To characterize the preamplifier (Fig. 4a), the device under test has been hooked up via a suitable mechanical connector (Yokowo DS CCNL-050-47-FRC) to off-the-shelf voltage buffers (TI OPA445AP), followed by an instrumentation amplifier (TI INA111AP) for differential to single ended conversion. The output of the instrumentation amplifier is connected to the HP35670A Dynamic Signal Analyser to measure the frequency response and the output noise. A 10-mVp–p sine wave with 5V DC bias, and a 5V DC reference were applied to the positive input (Vin+) and negative input (Vin−) of the preamplifier (Fig. 3a), respectively. The supply voltage is 10 V. The gain of the preamplifier measured over six samples varied in the range of 23.1–27.5 dB, with a bandwidth between 3.1 and 4.3 kHz, as shown in Supplementary Fig. 3.

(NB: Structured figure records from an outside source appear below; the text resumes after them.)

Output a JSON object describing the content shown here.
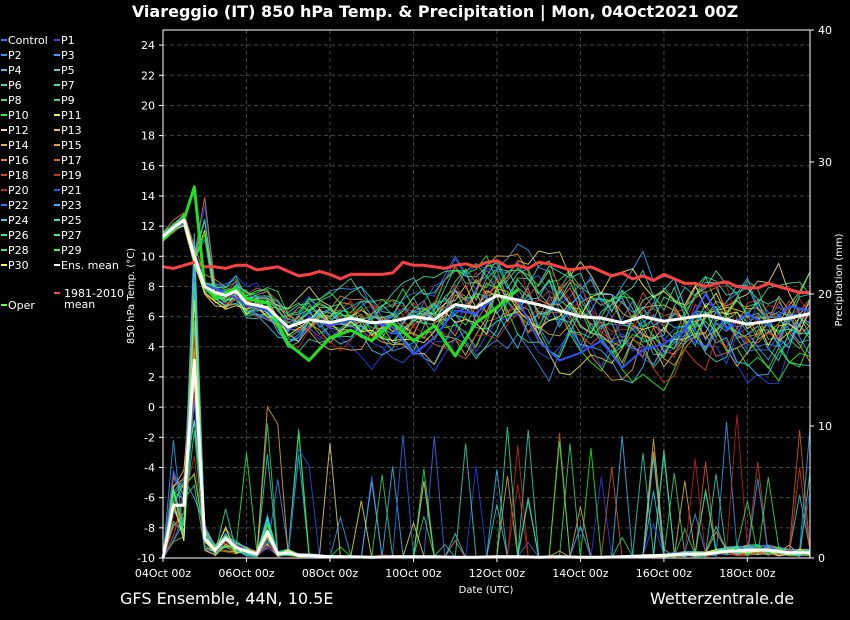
{
  "title": "Viareggio  (IT)  850 hPa Temp. & Precipitation | Mon, 04Oct2021 00Z",
  "footer_left": "GFS Ensemble, 44N, 10.5E",
  "footer_right": "Wetterzentrale.de",
  "chart_data": {
    "type": "line",
    "xlabel": "Date (UTC)",
    "ylabel": "850 hPa Temp. (°C)",
    "y2label": "Precipitation (mm)",
    "ylim": [
      -10,
      25
    ],
    "y2lim": [
      0,
      40
    ],
    "yticks": [
      -10,
      -8,
      -6,
      -4,
      -2,
      0,
      2,
      4,
      6,
      8,
      10,
      12,
      14,
      16,
      18,
      20,
      22,
      24
    ],
    "y2ticks": [
      0,
      10,
      20,
      30,
      40
    ],
    "xticks": [
      "04Oct 00z",
      "06Oct 00z",
      "08Oct 00z",
      "10Oct 00z",
      "12Oct 00z",
      "14Oct 00z",
      "16Oct 00z",
      "18Oct 00z"
    ],
    "xlim_days": [
      0,
      15.5
    ],
    "grid": true,
    "legend_position": "left",
    "legend": [
      {
        "name": "Control",
        "color": "#4f6bff"
      },
      {
        "name": "P1",
        "color": "#2f3fff"
      },
      {
        "name": "P2",
        "color": "#3f8fff"
      },
      {
        "name": "P3",
        "color": "#3fa0ff"
      },
      {
        "name": "P4",
        "color": "#3fc0ff"
      },
      {
        "name": "P5",
        "color": "#3fd8d8"
      },
      {
        "name": "P6",
        "color": "#3fe0c0"
      },
      {
        "name": "P7",
        "color": "#3fe0a0"
      },
      {
        "name": "P8",
        "color": "#3fe080"
      },
      {
        "name": "P9",
        "color": "#3fe060"
      },
      {
        "name": "P10",
        "color": "#20ff20"
      },
      {
        "name": "P11",
        "color": "#f0f040"
      },
      {
        "name": "P12",
        "color": "#f0e080"
      },
      {
        "name": "P13",
        "color": "#f0c040"
      },
      {
        "name": "P14",
        "color": "#f0b040"
      },
      {
        "name": "P15",
        "color": "#f0a020"
      },
      {
        "name": "P16",
        "color": "#e08060"
      },
      {
        "name": "P17",
        "color": "#e06030"
      },
      {
        "name": "P18",
        "color": "#e04020"
      },
      {
        "name": "P19",
        "color": "#d03010"
      },
      {
        "name": "P20",
        "color": "#d02020"
      },
      {
        "name": "P21",
        "color": "#3050ff"
      },
      {
        "name": "P22",
        "color": "#3070ff"
      },
      {
        "name": "P23",
        "color": "#30b0ff"
      },
      {
        "name": "P24",
        "color": "#30d0ff"
      },
      {
        "name": "P25",
        "color": "#30e0c0"
      },
      {
        "name": "P26",
        "color": "#30f0a0"
      },
      {
        "name": "P27",
        "color": "#30f080"
      },
      {
        "name": "P28",
        "color": "#30f060"
      },
      {
        "name": "P29",
        "color": "#30ff40"
      },
      {
        "name": "P30",
        "color": "#ffff40"
      },
      {
        "name": "Ens. mean",
        "color": "#ffffff"
      },
      {
        "name": "Oper",
        "color": "#60ff40"
      },
      {
        "name": "1981-2010 mean",
        "color": "#ff4040"
      }
    ],
    "series": [
      {
        "name": "Ens. mean",
        "color": "#ffffff",
        "x": [
          0,
          0.25,
          0.5,
          0.75,
          1,
          1.25,
          1.5,
          1.75,
          2,
          2.5,
          3,
          3.5,
          4,
          4.5,
          5,
          5.5,
          6,
          6.5,
          7,
          7.5,
          8,
          8.5,
          9,
          9.5,
          10,
          10.5,
          11,
          11.5,
          12,
          12.5,
          13,
          13.5,
          14,
          14.5,
          15,
          15.5
        ],
        "y": [
          11.3,
          11.9,
          12.4,
          10,
          8,
          7.6,
          7.4,
          7.7,
          6.9,
          6.6,
          5.3,
          5.8,
          5.6,
          5.9,
          5.6,
          5.7,
          6,
          5.8,
          6.8,
          6.6,
          7.4,
          7.1,
          6.8,
          6.4,
          6,
          5.9,
          5.6,
          6,
          5.7,
          5.9,
          6.1,
          5.8,
          5.5,
          5.7,
          5.9,
          6.2
        ]
      },
      {
        "name": "Oper",
        "color": "#20e020",
        "x": [
          0,
          0.25,
          0.5,
          0.75,
          1,
          1.25,
          1.5,
          1.75,
          2,
          2.5,
          3,
          3.5,
          4,
          4.5,
          5,
          5.5,
          6,
          6.5,
          7,
          7.5,
          8,
          8.5
        ],
        "y": [
          11.1,
          11.8,
          12.4,
          14.6,
          8,
          7.2,
          7.6,
          7.9,
          7.2,
          6.9,
          4.2,
          3.1,
          4.6,
          5.1,
          4.4,
          5.6,
          4.4,
          5.4,
          3.4,
          5.6,
          6.6,
          7.8
        ]
      },
      {
        "name": "Control",
        "color": "#3050ff",
        "x": [
          0,
          0.5,
          1,
          1.5,
          2,
          2.5,
          3,
          3.5,
          4,
          4.5,
          5,
          5.5,
          6,
          6.5,
          7,
          7.5,
          8,
          8.5,
          9,
          9.5,
          10,
          10.5,
          11,
          11.5,
          12,
          12.5,
          13,
          13.5,
          14,
          14.5,
          15,
          15.5
        ],
        "y": [
          11.4,
          12.2,
          8.1,
          7.6,
          6.8,
          6.4,
          5.2,
          5.9,
          5.4,
          5.8,
          5.6,
          5.3,
          3.5,
          4.6,
          6.4,
          6.2,
          7.4,
          7.1,
          4.4,
          3.1,
          3.6,
          4.4,
          2.6,
          3.8,
          4.2,
          5.1,
          7.5,
          5.2,
          6.2,
          5.4,
          6.7,
          6.4
        ]
      },
      {
        "name": "1981-2010 mean",
        "color": "#ff4040",
        "x": [
          0,
          0.25,
          0.5,
          0.75,
          1,
          1.25,
          1.5,
          1.75,
          2,
          2.25,
          2.5,
          2.75,
          3,
          3.25,
          3.5,
          3.75,
          4,
          4.25,
          4.5,
          4.75,
          5,
          5.25,
          5.5,
          5.75,
          6,
          6.25,
          6.5,
          6.75,
          7,
          7.25,
          7.5,
          7.75,
          8,
          8.25,
          8.5,
          8.75,
          9,
          9.25,
          9.5,
          9.75,
          10,
          10.25,
          10.5,
          10.75,
          11,
          11.25,
          11.5,
          11.75,
          12,
          12.25,
          12.5,
          12.75,
          13,
          13.25,
          13.5,
          13.75,
          14,
          14.25,
          14.5,
          14.75,
          15,
          15.25,
          15.5
        ],
        "y": [
          9.3,
          9.2,
          9.4,
          9.6,
          9.3,
          9.3,
          9.2,
          9.4,
          9.4,
          9.1,
          9.2,
          9.3,
          9,
          8.7,
          8.8,
          9,
          8.8,
          8.5,
          8.8,
          8.8,
          8.8,
          8.8,
          8.9,
          9.6,
          9.4,
          9.4,
          9.3,
          9.2,
          9.4,
          9.5,
          9.3,
          9.6,
          9.7,
          9.3,
          9.4,
          9.2,
          9.6,
          9.5,
          9.3,
          9.1,
          9.2,
          9.3,
          9,
          8.7,
          8.9,
          8.5,
          8.7,
          8.4,
          8.8,
          8.5,
          8.2,
          8.2,
          8,
          8.2,
          8.3,
          8,
          7.9,
          7.9,
          8.2,
          8,
          7.8,
          7.6,
          7.6
        ]
      },
      {
        "name": "Precip mean",
        "color": "#ffffff",
        "axis": "right",
        "x": [
          0,
          0.25,
          0.5,
          0.75,
          1,
          1.25,
          1.5,
          1.75,
          2,
          2.25,
          2.5,
          2.75,
          3,
          3.25,
          3.5,
          4,
          4.5,
          5,
          5.5,
          6,
          6.5,
          7,
          7.5,
          8,
          8.5,
          9,
          9.5,
          10,
          10.5,
          11,
          11.5,
          12,
          12.5,
          13,
          13.5,
          14,
          14.5,
          15,
          15.5
        ],
        "y": [
          0,
          4,
          4,
          15,
          1.5,
          0.6,
          1.5,
          0.8,
          0.5,
          0.3,
          2,
          0.3,
          0.4,
          0.2,
          0.2,
          0.1,
          0.1,
          0.05,
          0.1,
          0.1,
          0.1,
          0.05,
          0.05,
          0.1,
          0.1,
          0.05,
          0.1,
          0.05,
          0.05,
          0.1,
          0.15,
          0.2,
          0.3,
          0.3,
          0.5,
          0.6,
          0.6,
          0.4,
          0.4
        ]
      }
    ]
  }
}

For the full analogue chain characterization (Fig. 4b), a 10-mVp-p sine wave with varying frequency was applied to the input of the system and the output PWM was observed. The output data are acquired using a Digilent® Analog Discovery 2 board. The ratio of the fundamental of the filtered output PWM to the applied input provides each point of the frequency response recorded for the full analogue chain (from input to output PWM).

The in vivo measurements are performed connecting our system to the test subject using wet electrodes (Kendall’s H124SG) placed on the chest with a spacing of ~5 cm. A third body electrode acts as the ground electrode. The output data are acquired using a Digilent® Analog Discovery 2 board for a period of 10 s. The output spectrum is filtered using MATLAB® with a Butterworth filter in the band 1–200 Hz. The ECG signal is reconstructed by dividing the output signal by the previously recorded full chain gain, to obtain the input referred ECG signal. In vivo measurements from six samples are shown in Supplementary Fig. 4.